Mayor says roads get his votes, need plan in place for construction season
Winnipeg city council will vote on at least one motion that calls for putting the additional funds the federal government is flowing to Winnipeg this year towards restoring a gutted residential-streets budget this year.
And at an industry-business group breakfast Thursday, Mayor Brian Bowman said his vote will go toward reinstating the local streets program.
Councillors on the Infrastructure Renewal and Public Works Committee voted on April 2 to put the $44 million Winnipeg will receive this year (once the federal government passes its own budget) toward residential streets and active transportation. In late March, the federal budget announced Ottawa is “topping up” the gas tax fund dollars that flow to municipalities, doubling what they received in 2018.
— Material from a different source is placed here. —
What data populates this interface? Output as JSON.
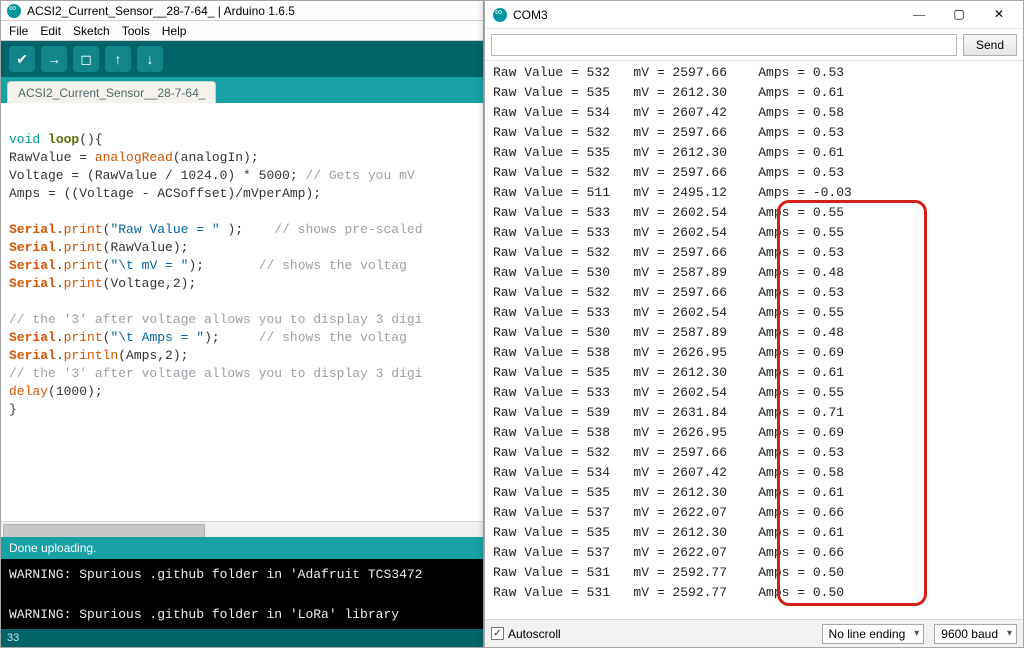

In Manitoba, municipalities will receive in total $72 million. The funds must be used for infrastructure, which Ottawa has broadly defined to include broadband connectivity, sport and recreation and community “capacity building.”
But Bowman told the MHCA’s Breakfast with the Leaders Thursday morning, he knows where his vote is going, when the motion is on the floor.
“Roads is primarily what I’d like to see it used for.”
Executive Policy Committee next meets April 9, and City Council on April 25.
City Council approved its budget March 20. The budget eliminated all significant residential street work in 2019 – 53 streets and 11 lanes. Industrial roads and thin bituminous overlay projects will go ahead.
The gutting of the residential-streets budget was triggered by a funding dispute between the city and province: The city says the province has not paid it $40 million in its commitment to flow $50 million in 2018, the last of a five-year roads agreement. Further, the province has refused to renew that agreement, which means Winnipeg’s five-year forecast for local and regional street renewal is now $174 million short.
Meanwhile, at the breakfast, Bowman also addressed why City Council has decided to make bridges eligible for funding out of the local and regional street renewal reserve. That reserve holds the funds raised by an annual 2% tax on property owners; the tax was implemented to be dedicated to getting out of the investment deficits specifically on streets.
Bowman said there are more projects requiring funding sources than revenues at present.
MHCA has requested that City Council be provided an administrative report on the financial implications of this change to the original tax-hike deal for streets. MHCA President Chris Lorenc has pointed out that any one year of bridge work – extraordinary expensive projects – can eat up the entire local and regional street budget.
“This is not what Winnipeggers were told when the annual, dedicated street tax was implemented in 2013 and 2014,” Lorenc said. “This can derail, entirely, the strategy to addressing what is a $2-billion deficit in street work.”